Arbitrator Benn also underscored the economic harm the state’s threatened layoffs and closures would cause:

“Given the extraordinarily high unemployment rates in Illinois and as a result of the state’s clear violation of its promises … employees who gave concessions to ease the state’s financial difficulties and in return were promised by the state that they had job security and would not be laid off through June 30, 2012, will, because of the state’s violation of its promises, be thrown into an economy with little chance of finding comparable employment.
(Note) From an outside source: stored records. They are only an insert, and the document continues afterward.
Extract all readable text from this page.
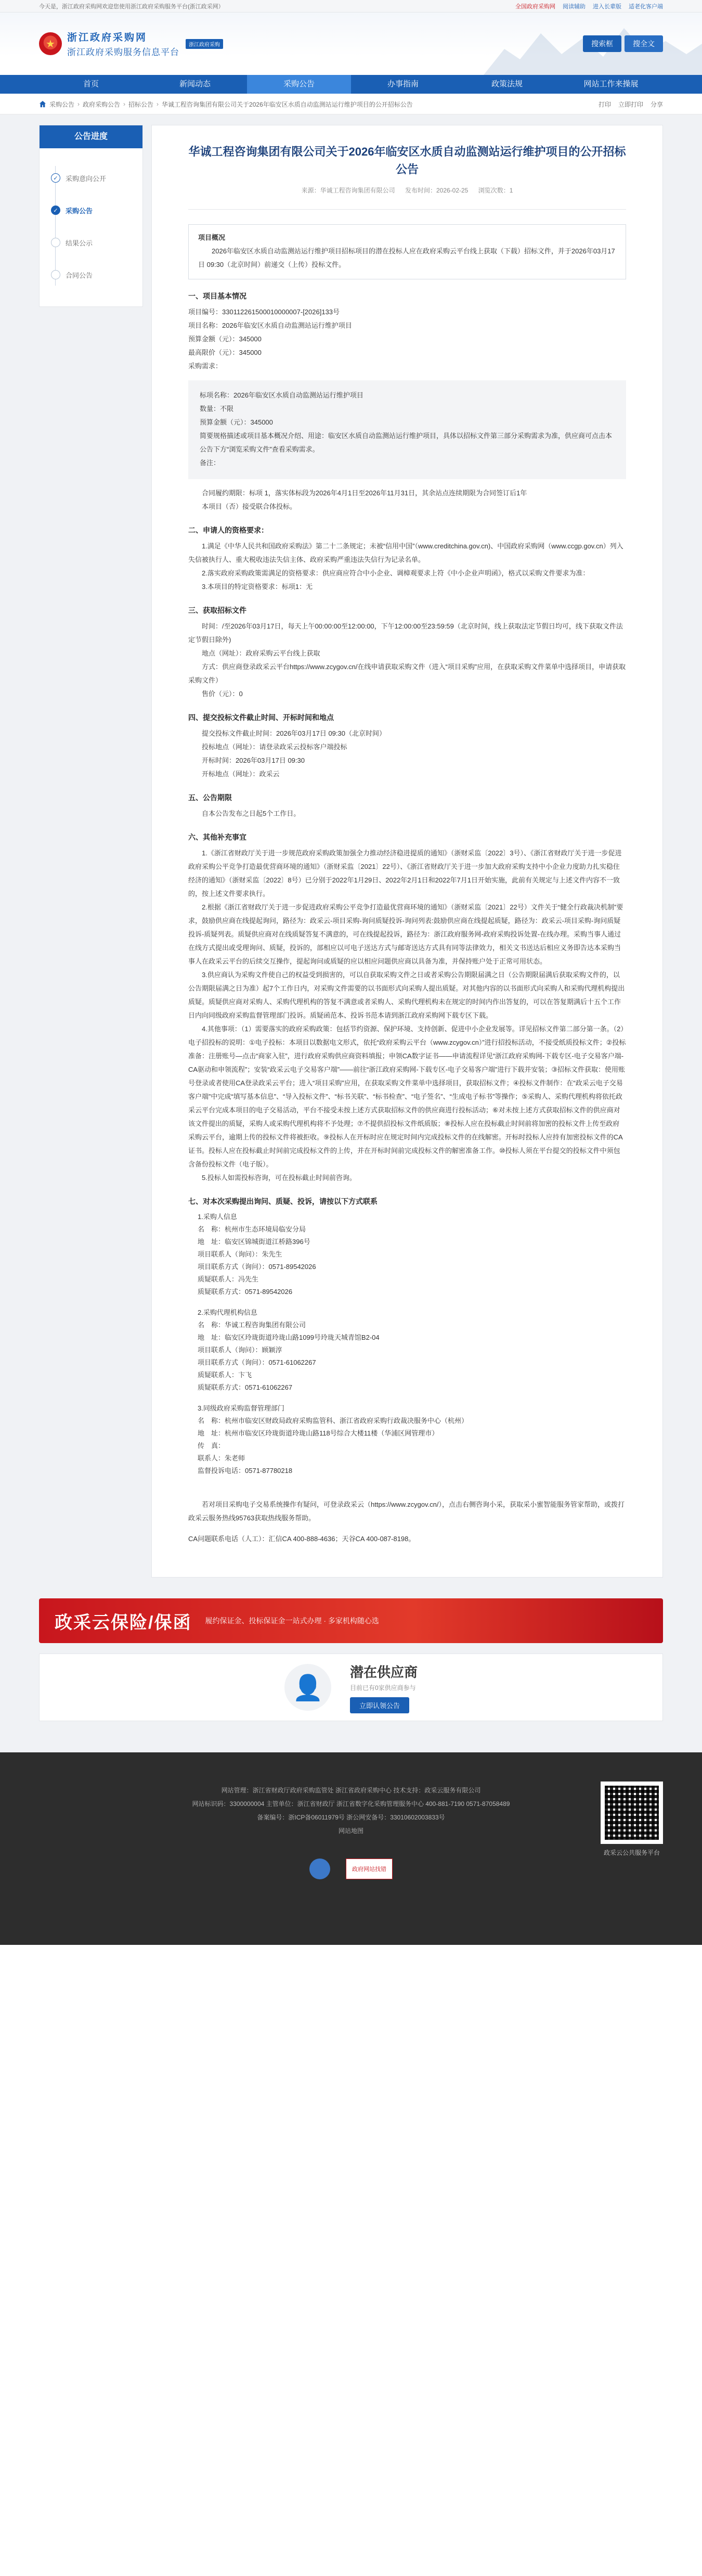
今天是，浙江政府采购网欢迎您使用浙江政府采购服务平台(浙江政采网）	全国政府采购网 阅读辅助 进入长辈版 适老化客户端
★
浙江政府采购网
浙江政府采购服务信息平台
浙江政府采购	搜索框	搜全文
首页	新闻动态	采购公告	办事指南	政策法规	网站工作来操展
采购公告 › 政府采购公告 › 招标公告 › 华诚工程咨询集团有限公司关于2026年临安区水质自动监测站运行维护项目的公开招标公告	打印 立即打印 分享
公告进度
✓	采购意向公开
✓	采购公告
结果公示
合同公告
华诚工程咨询集团有限公司关于2026年临安区水质自动监测站运行维护项目的公开招标公告
来源：华诚工程咨询集团有限公司 发布时间：2026-02-25 浏览次数：1
项目概况
2026年临安区水质自动监测站运行维护项目招标项目的潜在投标人应在政府采购云平台线上获取（下载）招标文件，并于2026年03月17日 09:30（北京时间）前递交（上传）投标文件。
一、项目基本情况
项目编号：330112261500010000007-[2026]133号
项目名称：2026年临安区水质自动监测站运行维护项目
预算金额（元）：345000
最高限价（元）：345000
采购需求：
标项名称：2026年临安区水质自动监测站运行维护项目
数量：不限
预算金额（元）：345000
简要规格描述或项目基本概况介绍、用途：临安区水质自动监测站运行维护项目，具体以招标文件第三部分采购需求为准，供应商可点击本公告下方“浏览采购文件”查看采购需求。
备注：
合同履约期限：标项 1，落实体标段为2026年4月1日至2026年11月31日，其余站点连续期限为合同签订后1年
本项目（否）接受联合体投标。
二、申请人的资格要求：
1.满足《中华人民共和国政府采购法》第二十二条规定；未被“信用中国”（www.creditchina.gov.cn)、中国政府采购网（www.ccgp.gov.cn）列入失信被执行人、重大税收违法失信主体、政府采购严重违法失信行为记录名单。
2.落实政府采购政策需满足的资格要求：供应商应符合中小企业、调樟观要求上符《中小企业声明函》，格式以采购文件要求为准：
3.本项目的特定资格要求：标项1：无
三、获取招标文件
时间：/至2026年03月17日，每天上午00:00:00至12:00:00，下午12:00:00至23:59:59（北京时间，线上获取法定节假日均可，线下获取文件法定节假日除外)
地点（网址）：政府采购云平台线上获取
方式：供应商登录政采云平台https://www.zcygov.cn/在线申请获取采购文件（进入“项目采购”应用，在获取采购文件菜单中选择项目，申请获取采购文件）
售价（元）：0
四、提交投标文件截止时间、开标时间和地点
提交投标文件截止时间：2026年03月17日 09:30（北京时间）
投标地点（网址）：请登录政采云投标客户端投标
开标时间：2026年03月17日 09:30
开标地点（网址）：政采云
五、公告期限
自本公告发布之日起5个工作日。
六、其他补充事宜
1.《浙江省财政厅关于进一步规范政府采购政策加强全力推动经济稳进提质的通知》（浙财采监〔2022〕3号）、《浙江省财政厅关于进一步促进政府采购公平竞争打造最优营商环境的通知》（浙财采监〔2021〕22号）、《浙江省财政厅关于进一步加大政府采购支持中小企业力度助力扎实稳住经济的通知》（浙财采监〔2022〕8号）已分别于2022年1月29日、2022年2月1日和2022年7月1日开始实施，此前有关规定与上述文件内容不一致的，按上述文件要求执行。
2.根据《浙江省财政厅关于进一步促进政府采购公平竞争打造最优营商环境的通知》（浙财采监〔2021〕22号）文件关于“健全行政裁决机制”要求，鼓励供应商在线提起询问，路径为：政采云-项目采购-询问质疑投诉-询问列表:鼓励供应商在线提起质疑，路径为：政采云-项目采购-询问质疑投诉-质疑列表。质疑供应商对在线质疑答复不满意的，可在线提起投诉，路径为：浙江政府服务网-政府采购投诉处置-在线办理。采购当事人通过在线方式提出或受理询问、质疑，投诉的，部相应以可电子送达方式与邮寄送达方式具有同等法律效力，相关文书送达后相应义务即告达本采购当事人在政采云平台的后续交互操作，提起询问或质疑的应以相应问题供应商以具备为准，并保持账户处于正常可用状态。
3.供应商认为采购文件使自己的权益受到损害的，可以自获取采购文件之日或者采购公告期限届满之日（公告期限届满后获取采购文件的，以公告期限届满之日为准）起7个工作日内，对采购文件需要的以书面形式向采购人提出质疑。对其他内容的以书面形式向采购人和采购代理机构提出质疑。质疑供应商对采购人、采购代理机构的答复不满意或者采购人、采购代理机构未在规定的时间内作出答复的，可以在答复期满后十五个工作日内向同级政府采购监督管理部门投诉。质疑函范本、投诉书范本请到浙江政府采购网下载专区下载。
4.其他事项：（1）需要落实的政府采购政策：包括节约资源、保护环境、支持创新、促进中小企业发展等。详见招标文件第二部分第一条。（2）电子招投标的说明：①电子投标：本项目以数据电文形式，依托“政府采购云平台（www.zcygov.cn）”进行招投标活动，不接受纸质投标文件；②投标准备：注册账号—点击“商家入驻”，进行政府采购供应商资料填报；申领CA数字证书——申请流程详见“浙江政府采购网-下载专区-电子交易客户端-CA驱动和申领流程”；安装“政采云电子交易客户端”——前往“浙江政府采购网-下载专区-电子交易客户端”进行下载并安装；③招标文件获取：使用账号登录或者使用CA登录政采云平台；进入“项目采购”应用，在获取采购文件菜单中选择项目，获取招标文件；④投标文件制作：在“政采云电子交易客户端”中完成“填写基本信息”、“导入投标文件”、“标书关联”、“标书检查”、“电子签名”、“生成电子标书”等操作；⑤采购人、采购代理机构将依托政采云平台完成本项目的电子交易活动，平台不接受未按上述方式获取招标文件的供应商进行投标活动；⑥对未按上述方式获取招标文件的供应商对该文件提出的质疑，采购人或采购代理机构将不予处理；⑦不提供招投标文件纸质版；⑧投标人应在投标截止时间前将加密的投标文件上传至政府采购云平台，逾期上传的投标文件将被拒收。⑨投标人在开标时应在规定时间内完成投标文件的在线解密。开标时投标人应持有加密投标文件的CA证书。投标人应在投标截止时间前完成投标文件的上传，并在开标时间前完成投标文件的解密准备工作。⑩投标人须在平台提交的投标文件中须包含备份投标文件（电子版）。
5.投标人如需投标咨询，可在投标截止时间前咨询。
七、对本次采购提出询问、质疑、投诉，请按以下方式联系
1.采购人信息
名　称：杭州市生态环境局临安分局
地　址：临安区锦城街道江桥路396号
项目联系人（询问）：朱先生
项目联系方式（询问）：0571-89542026
质疑联系人：冯先生
质疑联系方式：0571-89542026
2.采购代理机构信息
名　称：华诚工程咨询集团有限公司
地　址：临安区玲珑街道玲珑山路1099号玲珑天城青馆B2-04
项目联系人（询问）：顾颖淳
项目联系方式（询问）：0571-61062267
质疑联系人：卞飞
质疑联系方式：0571-61062267
3.同级政府采购监督管理部门
名　称：杭州市临安区财政局政府采购监管科、浙江省政府采购行政裁决服务中心（杭州）
地　址：杭州市临安区玲珑街道玲珑山路118号综合大楼11楼（华浦区网管理市）
传　真：
联系人：朱老师
监督投诉电话：0571-87780218
若对项目采购电子交易系统操作有疑问，可登录政采云（https://www.zcygov.cn/），点击右侧咨询小采，获取采小蜜智能服务管家帮助，或拨打政采云服务热线95763获取热线服务帮助。
CA问题联系电话（人工）：汇信CA 400-888-4636；天谷CA 400-087-8198。
政采云保险/保函 履约保证金、投标保证金一站式办理 · 多家机构随心选
👤
潜在供应商
目前已有0家供应商参与
立即认领公告
网站管理：浙江省财政厅政府采购监管处 浙江省政府采购中心 技术支持：政采云服务有限公司
网站标识码：3300000004 主管单位：浙江省财政厅 浙江省数字化采购管理服务中心 400-881-7190 0571-87058489
备案编号：浙ICP备06011979号 浙公网安备号：33010602003833号
网站地图
政府网站找错
政采云公共服务平台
This recession has shown me all too well what happens when employees are laid off in the kind of economic conditions now stressing the country and Illinois … a high potential of foreclosures and evictions from their homes and residences for not being able to pay their mortgage or rent, loss of health insurance, loss and lack of medical care and the overall trauma of being unemployed in a very unforgiving economy.”

Benn makes clear that Governor Quinn’s contention that he is free to violate the union contract based on the amount of funding appropriated by the General Assembly is without merit:

“There are no … provisions in any of the agreements involved in this case which make an economic contract commitment by the state in any way contingent on the passing of a budget by the General Assembly sufficient to pay for those economic commitments.

“The state made contractual promises to not lay off employees represented by the union and to not close facilities prior to July 1, 2012. The state simply must keep those contractual promises. A party is not excused from previous contractual obligations by claiming that it presently can no longer afford to meet its obligations.”

Finally, Benn emphasized that the integrity of the collective bargaining process itself is at stake in this case. Restating his finding from his July award ordering the state to rescind Governor Quinn’s unilateral pay freeze and follow the contractual pay schedule, the arbitrator wrote, “if the state is correct in its statutory and Constitutional arguments, the multi-year collective bargaining agreement is, for all purposes, probably dead.”